Verwaltungsdigitalisierung: Korea spart 94% der Aktenkosten durch E-Zertifikate

Medienhäuser unterstützen Senioren beim E-Paper-Umstieg. Behörden und Gerichte sparen Millionen durch digitale Akten und E-Signaturen.

Medienhäuser und Vereine reagieren mit persönlicher Unterstützung.

Persönliche Hilfe für die digitale Lesestunde

Regionalzeitungen gehen neue Wege, um ihre älteren Abonnenten bei der Umstellung auf E-Paper zu begleiten. Die Nordkurier-Gruppe bietet einen kostenlosen Vor-Ort-Service an, bei dem ein Mitarbeiter direkt zu den Lesern kommt. Helmut Darmüntzel ist seit Dezember 2025 als persönlicher Ansprechpartner unterwegs und hilft bei der Einrichtung von Tablets sowie bei technischen Problemen.
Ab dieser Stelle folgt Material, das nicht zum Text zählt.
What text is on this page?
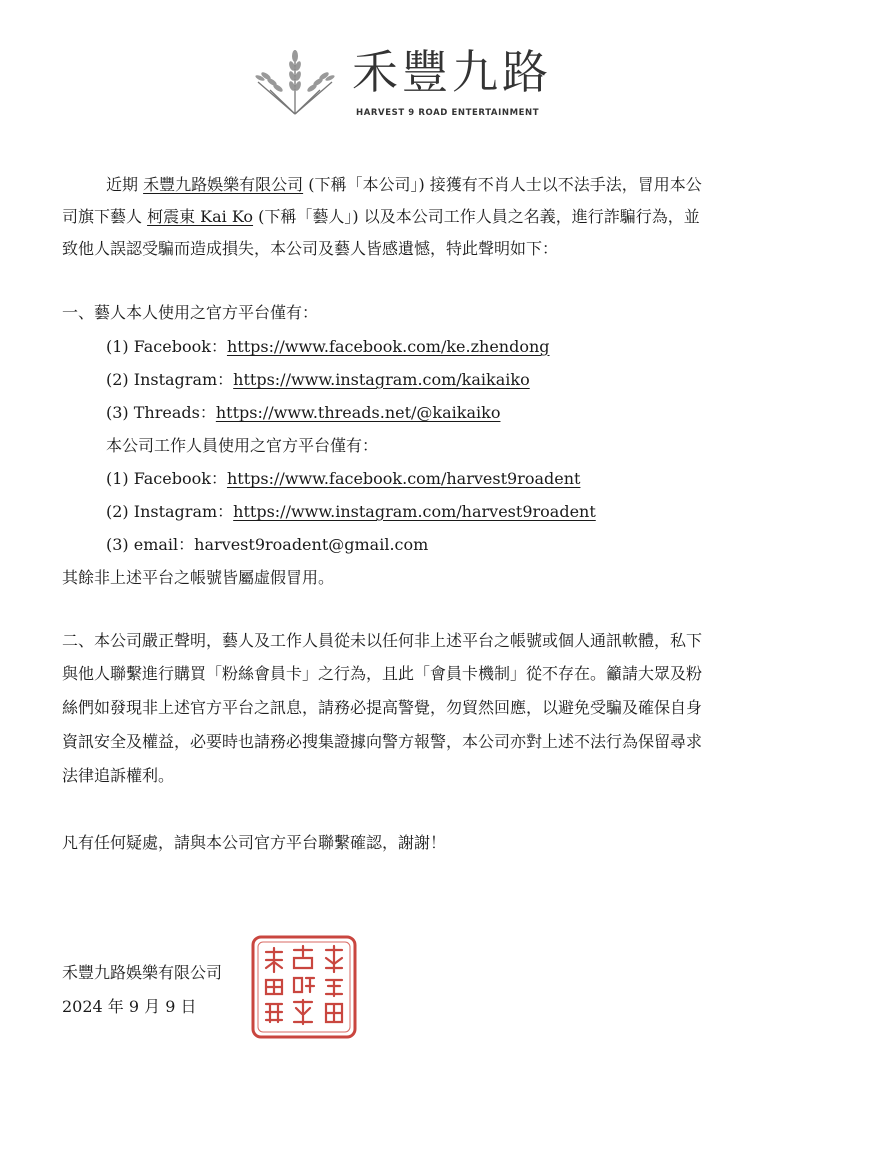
禾豐九路
HARVEST 9 ROAD ENTERTAINMENT
近期 禾豐九路娛樂有限公司 (下稱「本公司」) 接獲有不肖人士以不法手法，冒用本公
司旗下藝人 柯震東 Kai Ko (下稱「藝人」) 以及本公司工作人員之名義，進行詐騙行為，並
致他人誤認受騙而造成損失，本公司及藝人皆感遺憾，特此聲明如下：
一、藝人本人使用之官方平台僅有：
(1) Facebook：https://www.facebook.com/ke.zhendong
(2) Instagram：https://www.instagram.com/kaikaiko
(3) Threads：https://www.threads.net/@kaikaiko
本公司工作人員使用之官方平台僅有：
(1) Facebook：https://www.facebook.com/harvest9roadent
(2) Instagram：https://www.instagram.com/harvest9roadent
(3) email：harvest9roadent@gmail.com
其餘非上述平台之帳號皆屬虛假冒用。
二、本公司嚴正聲明，藝人及工作人員從未以任何非上述平台之帳號或個人通訊軟體，私下
與他人聯繫進行購買「粉絲會員卡」之行為，且此「會員卡機制」從不存在。籲請大眾及粉
絲們如發現非上述官方平台之訊息，請務必提高警覺，勿貿然回應，以避免受騙及確保自身
資訊安全及權益，必要時也請務必搜集證據向警方報警，本公司亦對上述不法行為保留尋求
法律追訴權利。
凡有任何疑處，請與本公司官方平台聯繫確認，謝謝！
禾豐九路娛樂有限公司
2024 年 9 月 9 日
Das Angebot trifft einen Nerv: Viele ältere Menschen scheuen die Umstellung auf digitale Zeitungen, weil sie sich mit der Technik überfordert fühlen. Der persönliche Kontakt soll diese Hürde nehmen.

Auch in Dresden setzt man auf direkte Hilfe. Das „Digitalcafé“ im Kulturforum riesa efau öffnet jeden Donnerstag seine Türen – speziell für Menschen über 60. Hier gibt es keine Hightech-Vorträge, sondern entspanntes Lernen in geselliger Runde. Vorkenntnisse sind nicht nötig.
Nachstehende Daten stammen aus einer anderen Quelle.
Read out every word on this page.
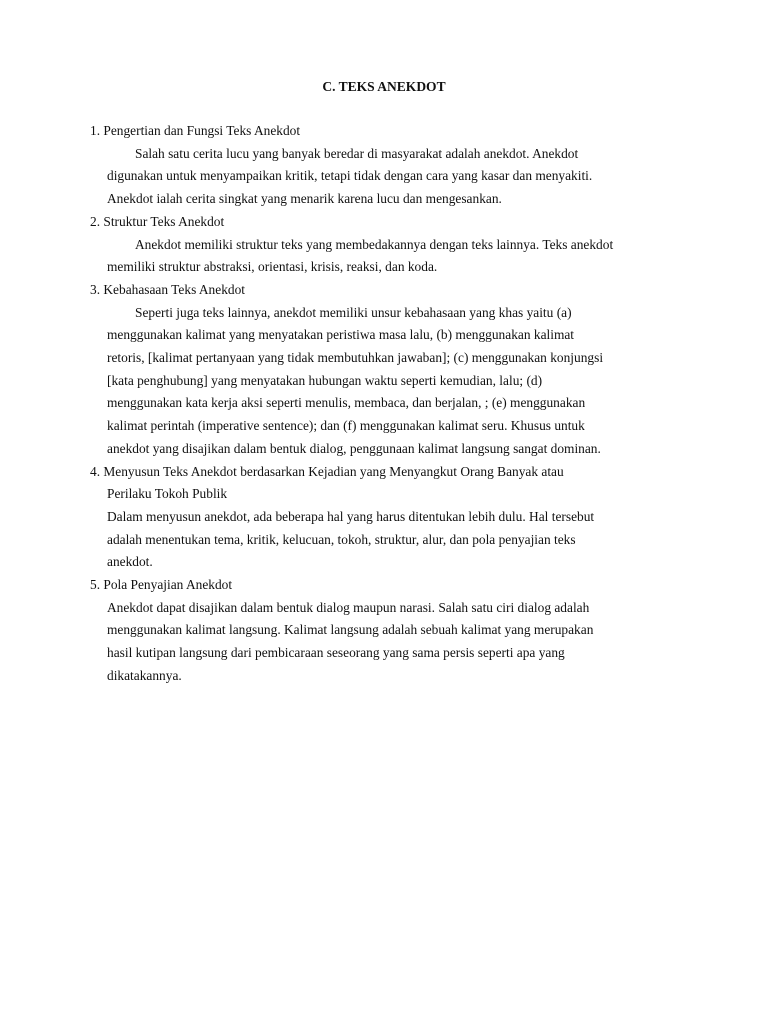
C. TEKS ANEKDOT
1. Pengertian dan Fungsi Teks Anekdot
Salah satu cerita lucu yang banyak beredar di masyarakat adalah anekdot. Anekdot
digunakan untuk menyampaikan kritik, tetapi tidak dengan cara yang kasar dan menyakiti.
Anekdot ialah cerita singkat yang menarik karena lucu dan mengesankan.
2. Struktur Teks Anekdot
Anekdot memiliki struktur teks yang membedakannya dengan teks lainnya. Teks anekdot
memiliki struktur abstraksi, orientasi, krisis, reaksi, dan koda.
3. Kebahasaan Teks Anekdot
Seperti juga teks lainnya, anekdot memiliki unsur kebahasaan yang khas yaitu (a)
menggunakan kalimat yang menyatakan peristiwa masa lalu, (b) menggunakan kalimat
retoris, [kalimat pertanyaan yang tidak membutuhkan jawaban]; (c) menggunakan konjungsi
[kata penghubung] yang menyatakan hubungan waktu seperti kemudian, lalu; (d)
menggunakan kata kerja aksi seperti menulis, membaca, dan berjalan, ; (e) menggunakan
kalimat perintah (imperative sentence); dan (f) menggunakan kalimat seru. Khusus untuk
anekdot yang disajikan dalam bentuk dialog, penggunaan kalimat langsung sangat dominan.
4. Menyusun Teks Anekdot berdasarkan Kejadian yang Menyangkut Orang Banyak atau
Perilaku Tokoh Publik
Dalam menyusun anekdot, ada beberapa hal yang harus ditentukan lebih dulu. Hal tersebut
adalah menentukan tema, kritik, kelucuan, tokoh, struktur, alur, dan pola penyajian teks
anekdot.
5. Pola Penyajian Anekdot
Anekdot dapat disajikan dalam bentuk dialog maupun narasi. Salah satu ciri dialog adalah
menggunakan kalimat langsung. Kalimat langsung adalah sebuah kalimat yang merupakan
hasil kutipan langsung dari pembicaraan seseorang yang sama persis seperti apa yang
dikatakannya.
Neue Hardware macht das Lesen leichter

Die Technik selbst entwickelt sich rasant weiter. Im Frühjahr brachte Dasung den Link 2 auf den Markt – ein 6,7 Zoll großer E-Ink-Bildschirm, der das Smartphone-Display spiegelt. Mit 300 Punkten pro Zoll und 60 Hertz Bildwiederholrate soll er die Augen schonen, ohne auf moderne Apps verzichten zu müssen.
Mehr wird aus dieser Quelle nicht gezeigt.